The MSIPS is meant to attract large investments in electronic manufacturing through capital subsidy and also provides reimbursements of central taxes and excise duties for capital equipment for 10 years from the date of approval.
The Cupertino giant has said that it plans to place “initial emphasis” on iPhone finished goods manufacturing based in Domestic Tariff Area (DTA) with some elements of Special Economic Zones (SEZ) or Export Oriented Units (EOUs), to serve both domestic and export markets equally.
It has, therefore, requested that its DTA unit be allowed the same provision as is available in SEZs on import, repair and re-export of defective units without any constraint on the age of the defective units.
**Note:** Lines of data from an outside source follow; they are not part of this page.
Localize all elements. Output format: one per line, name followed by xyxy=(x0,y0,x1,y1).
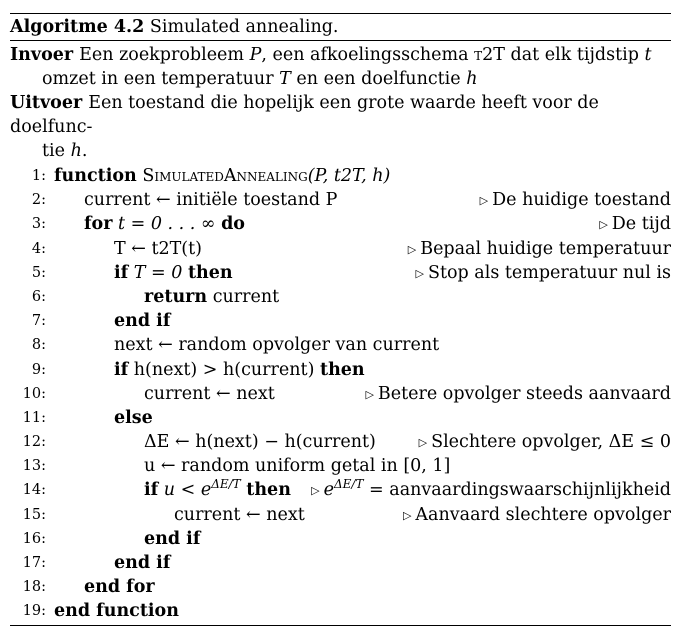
pseudocode-lines: 1: function SimulatedAnnealing(P, t2T, h… xyxy=(10,164,671,624)
code-line-17: 17: end if xyxy=(22,553,171,573)
code-line-5: 5: if T = 0 then ▷ Stop als temperatuur n… xyxy=(31,262,671,283)
caption-rule xyxy=(10,40,671,41)
caption-title: Simulated annealing. xyxy=(149,17,339,37)
input-key: Invoer xyxy=(10,45,74,65)
code-line-10: 10: current ← next ▷ Betere opvolger stee… xyxy=(22,383,671,404)
code-line-12: 12: ΔE ← h(next) − h(current) ▷ Slechtere… xyxy=(22,432,671,453)
code-line-1: 1: function SimulatedAnnealing(P, t2T, h… xyxy=(31,166,391,186)
code-line-8: 8: next ← random opvolger van current xyxy=(31,335,440,356)
code-line-4: 4: T ← t2T(t) ▷ Bepaal huidige temperatuu… xyxy=(31,238,671,259)
algorithm-caption: Algoritme 4.2 Simulated annealing. xyxy=(10,14,671,40)
code-line-2: 2: current ← initiële toestand P ▷ De hui… xyxy=(31,190,671,211)
code-line-13: 13: u ← random uniform getal in [0, 1] xyxy=(22,456,451,477)
code-line-19: 19: end function xyxy=(22,601,179,622)
code-line-6: 6: return current xyxy=(31,286,280,307)
code-line-14: 14: if u < eΔE/T then ▷ eΔE/T = aanvaardi… xyxy=(22,477,671,501)
output-section: Uitvoer Een toestand die hopelijk een gro… xyxy=(10,93,599,161)
code-line-11: 11: else xyxy=(22,407,153,428)
code-line-9: 9: if h(next) > h(current) then xyxy=(31,359,365,380)
caption-label: Algoritme 4.2 xyxy=(10,17,145,37)
output-key: Uitvoer xyxy=(10,93,83,113)
code-line-7: 7: end if xyxy=(31,311,171,332)
code-line-16: 16: end if xyxy=(22,528,201,549)
bottom-rule xyxy=(10,624,671,626)
input-section: Invoer Een zoekprobleem P, een afkoelings… xyxy=(10,45,652,89)
code-line-3: 3: for t = 0 . . . ∞ do ▷ De tijd xyxy=(31,214,671,235)
algorithm-box: Algoritme 4.2 Simulated annealing. Invoe… xyxy=(10,13,671,626)
code-line-15: 15: current ← next ▷ Aanvaard slechtere o… xyxy=(22,504,671,525)
code-line-18: 18: end for xyxy=(22,577,155,598)
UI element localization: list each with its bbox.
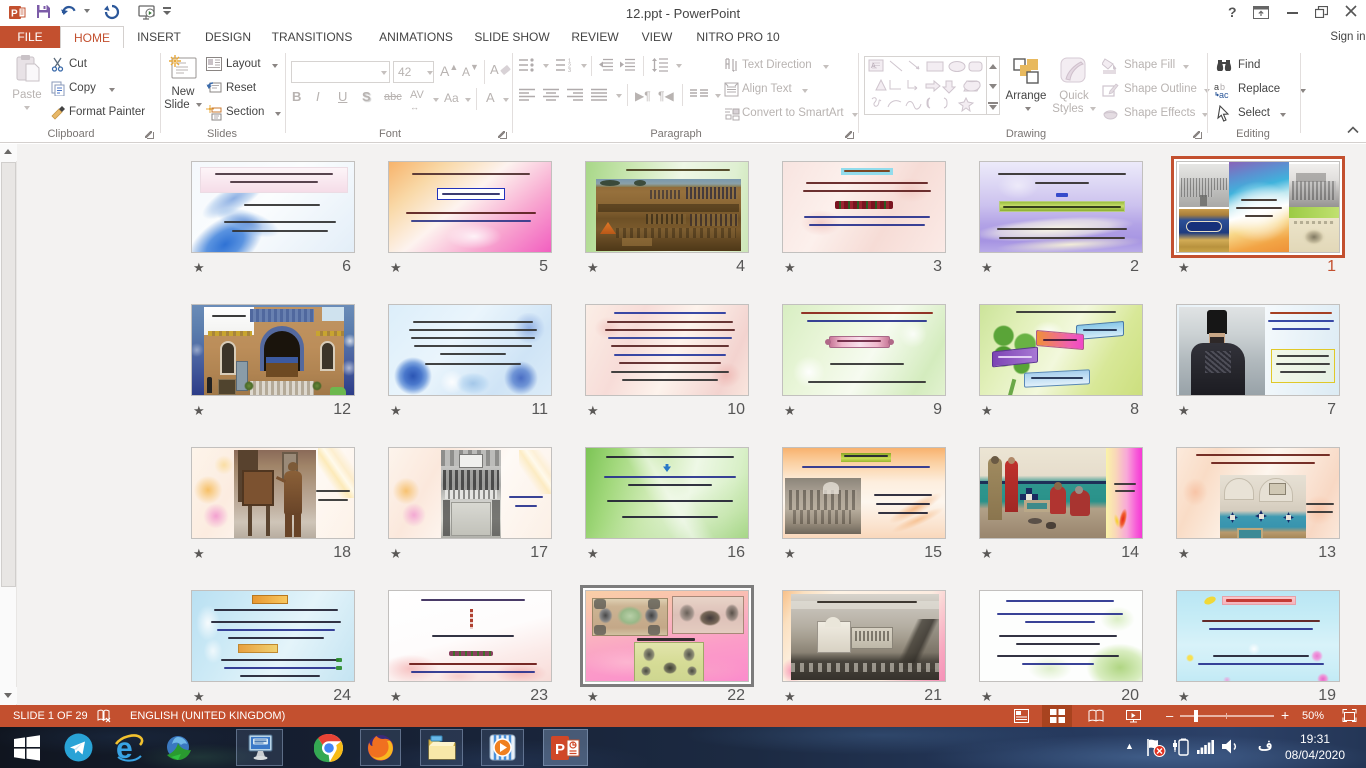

Currently, production units in DTA can only repair products exported from India up to a three-year period.
“Since these units are destined to be re-exported, it is necessary to remove the time constraint imposed on the age of the product,” it said, assuring that the exemption would not be misused to abuse the environment regulations.
Apple does not want the government to levy extra taxes or impose fresh barriers on import of finished goods in the proposed Goods and Service Tax (GST) regime either.
“As GST would subsume all indirect taxation and the government will be looking at keeping a differential to provide an advantage to domestic manufacturers, we would strongly advocate for the government not to impose any additional hurdles or taxes on the importation of finished products.”
Other requests are:
Expeditious processing of Apple’s Advance Pricing Agreement in the Income Tax Department to achieve certainty on the arm’s length pricing applied to international transactions between the Indian company and its overseas affiliated companies.
Aligning Customs procedures to provide less intrusive inspections, “always open” clearance process, combined declarations on a periodic basis rather than declaration at each transaction, suspension of paying integrated goods and service tax at the point of importation so as to avoid actual tax payments, followed by claims for refunds so that administrative and cash flow costs could be evaded.
Apple’s earlier request to exempt it from adhering to domestic sourcing norm of 30 per cent as rider for investing in single brand retail was approved by the Prime Minister’s Office last June. Apple was then asked to send its consent so that its proposal could be further processed for grant of approval. It is yet to send a response to it, says a ministry letter.
Till date, Apple sells iPhones and other Apple gadgets through its licensed re-sellers and distributors in the country. It is betting big on the India market, where it currently holds a minuscule 2 per cent market share, what with slowing growth numbers in the developed markets like the US and China.